- China\'s 2-child policy will boost economy and increase labour force, say experts.
- The main consequence of this policy has been a growing proportion of elderly people, the result of the concurrent drop in children born and rise in longevity since 1980.
China on Sunday has officially put an end to its age-old one-child policy, with the National People's Congress' Standing Committee's approval of bill that will allow married couples to have two children instead of one.
The law will come into effect on 1 January, 2016. "The state advocates that one couple shall be allowed to have two children," the revised Law on Population and Family Planning reads, Xinhua News Agency reported.
China's 2-child policy to boost economy, increase labour force:
Playing down reports of a poor response to removal of the decades-old one-child policy, China had said that besides generating a labour force of 30 million by 2050, the new policy could also boost stagnating growth in the world's second-largest economy.
China's new two-child policy could increase economic growth rate by 0.5 percentage points through reducing the dependency ratio, the National Health and Family Planning Commission (NHFPC) had said.
The change in policy is expected to mean over 30 million more people in the labour force by 2050 and a decrease of two percentage points in the share of elderly Chinese people, Wang Peian, deputy head of the NHFPC, said here refuting perceptions that the two-child policy came too late to address China's deepening demographic crisis.

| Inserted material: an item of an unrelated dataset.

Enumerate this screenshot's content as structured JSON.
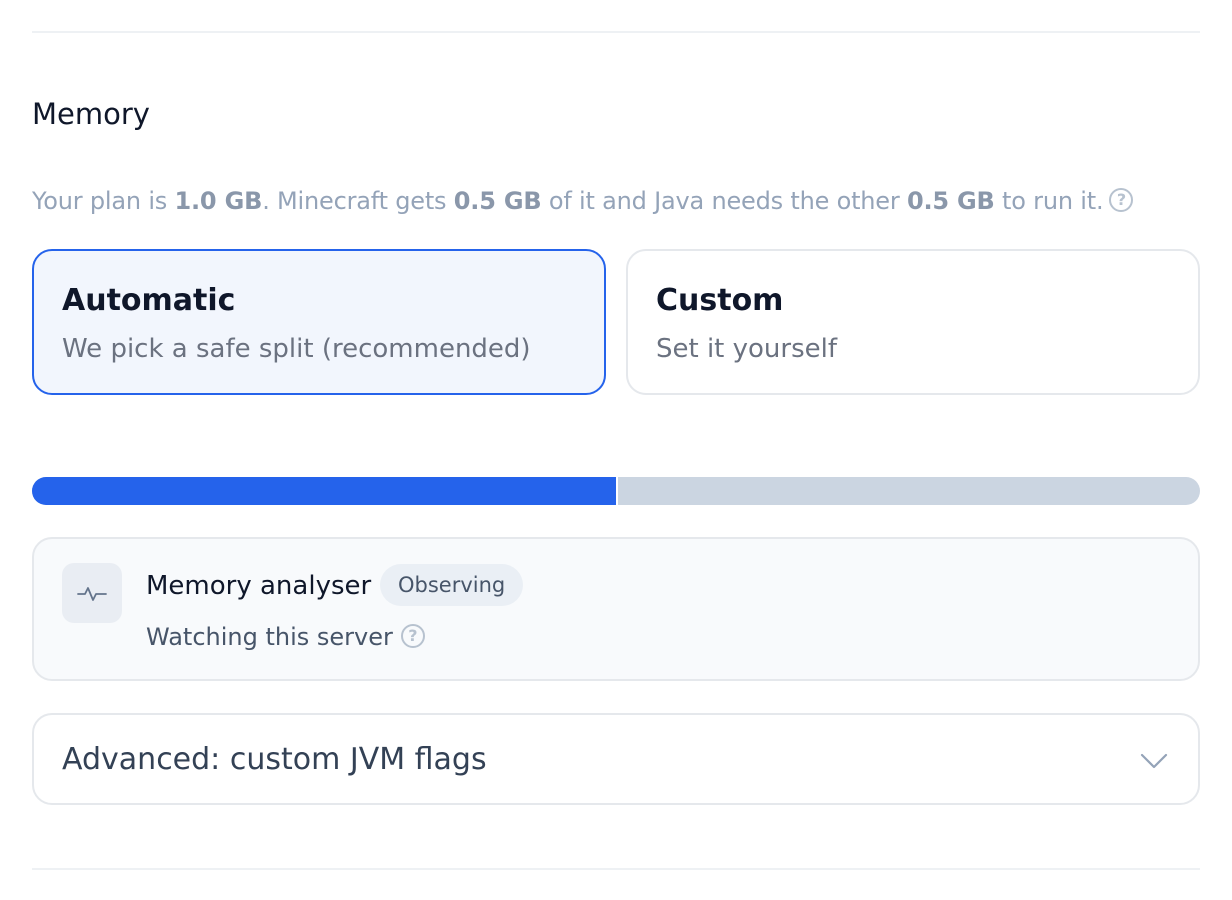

Statistics from the NHFPC show the population aged between 15 to 64 in China is around 1 billion in 2015 and will reduce to 830 million by 2050.
The controversial one-child policy was introduced nationally in 1979, with an aim to reduce the country's birth rate and slow the population growth rate.
The one-child policy is estimated to have prevented about 400 million births since it began. China is the most populated country globally followed by India.
Meanwhile, couples who violated the policy faced a variety of punishments ranging from fines and the loss of employment to forced abortions. The Communist Party began relaxing national rules in 2013, allowing couples in which at least one of the parent is an only child to have a second child.
One-child policy was the official program initiated in the late 1970s and early 1980s by the central government of China, the purpose of which was to limit the great majority of family units in the country to one child each. The rationale for implementing the policy was to reduce the growth rate of China's enormous population.